In addition, as shown in FIG. 2, one or more sensors 57, 58, 59 may be provided on the wind turbine 10. More specifically, as shown, a blade sensor 57 may be configured with one or more of the rotor blades 22 to monitor the rotor blades 22, e.g. for loads, which is described in more detail herein. Further, as shown, a hub sensor 59 may be configured with the hub 20 to monitor the hub 20, e.g. for loads, which is described in more detail herein. It should also be appreciated that, as used herein, the term “monitor” and variations thereof indicates that the various sensors of the wind turbine 10 may be configured to provide a direct measurement of the parameters being monitored or an indirect measurement of such parameters. Thus, the sensors described herein may, for example, be used to generate signals relating to the parameter being monitored, which can then be utilized by the controller 26 to determine the condition.


In one embodiment, the sensor(s) 57, 58 may include proximity sensor, an inductive sensor, a Miniature Inertial Measurement Unit (MIMU), a pressure sensor, an accelerometer, a Sonic Detection and Ranging (SODAR) sensor, a Light Detection and Ranging (LIDAR) sensor, an optical sensor, or similar. It should also be understood that the system may further include any of the additional features as described herein.
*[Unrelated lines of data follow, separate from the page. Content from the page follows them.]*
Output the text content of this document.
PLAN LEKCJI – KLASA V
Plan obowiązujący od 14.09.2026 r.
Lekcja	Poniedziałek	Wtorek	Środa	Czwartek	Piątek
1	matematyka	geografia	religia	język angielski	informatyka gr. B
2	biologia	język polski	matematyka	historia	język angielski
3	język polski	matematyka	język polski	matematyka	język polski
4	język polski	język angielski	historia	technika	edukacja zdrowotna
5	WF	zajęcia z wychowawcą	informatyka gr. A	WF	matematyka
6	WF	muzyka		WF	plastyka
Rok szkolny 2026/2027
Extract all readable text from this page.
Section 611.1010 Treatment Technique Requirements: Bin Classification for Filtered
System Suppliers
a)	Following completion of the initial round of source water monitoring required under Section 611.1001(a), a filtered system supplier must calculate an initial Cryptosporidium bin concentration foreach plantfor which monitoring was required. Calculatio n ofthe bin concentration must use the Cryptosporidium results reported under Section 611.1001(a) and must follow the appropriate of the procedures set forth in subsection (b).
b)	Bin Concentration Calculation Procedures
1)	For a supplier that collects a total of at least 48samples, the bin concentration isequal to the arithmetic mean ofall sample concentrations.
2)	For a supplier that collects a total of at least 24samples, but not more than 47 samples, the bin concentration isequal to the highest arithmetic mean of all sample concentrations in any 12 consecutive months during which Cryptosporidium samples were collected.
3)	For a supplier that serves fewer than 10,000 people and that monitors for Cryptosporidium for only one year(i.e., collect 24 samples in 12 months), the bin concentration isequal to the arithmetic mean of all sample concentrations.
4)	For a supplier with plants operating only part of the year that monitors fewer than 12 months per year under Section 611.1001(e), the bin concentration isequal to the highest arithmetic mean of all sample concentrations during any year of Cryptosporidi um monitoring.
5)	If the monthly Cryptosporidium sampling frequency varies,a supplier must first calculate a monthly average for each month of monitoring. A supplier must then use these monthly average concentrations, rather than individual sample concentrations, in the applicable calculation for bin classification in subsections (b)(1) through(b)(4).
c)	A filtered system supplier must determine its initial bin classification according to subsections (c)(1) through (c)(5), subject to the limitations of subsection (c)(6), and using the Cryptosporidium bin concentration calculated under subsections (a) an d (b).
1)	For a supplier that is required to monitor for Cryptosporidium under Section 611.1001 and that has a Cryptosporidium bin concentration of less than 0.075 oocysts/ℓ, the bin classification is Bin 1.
Further, as shown, a wind sensor 58 may be provided on the wind turbine 10. The wind sensor 58, which may for example be a wind vane, and anemometer, and LIDAR sensor, or another suitable sensor, may measure wind speed and direction. As such, the sensors 57, 58, 59 may further be in communication with the controller 26, and may provide related information to the controller 26.


Further, the turbine controller 26 may also be communicatively coupled to various components of the wind turbine 10 for generally controlling the wind turbine 10 and/or such components. For example, the turbine controller 26 may be communicatively coupled to the yaw drive mechanism(s) 38 of the wind turbine 10 for controlling and/or altering the yaw direction of the nacelle 16 relative to the direction 28 (FIG. 1) of the wind. Further, as the direction 28 of the wind changes, the turbine controller 26 may be configured to control a yaw angle of the nacelle 16 about a yaw axis 36 to position the rotor blades 22 with respect to the direction 28 of the wind, thereby controlling the loads acting on the wind turbine 10. For example, the turbine controller 26 may be configured to transmit control signals/commands to a yaw drive mechanism 38 (FIG. 2) of the wind turbine 10, via a yaw controller or direct transmission, such that the nacelle 16 may be rotated about the yaw axis 36 via a yaw bearing 56.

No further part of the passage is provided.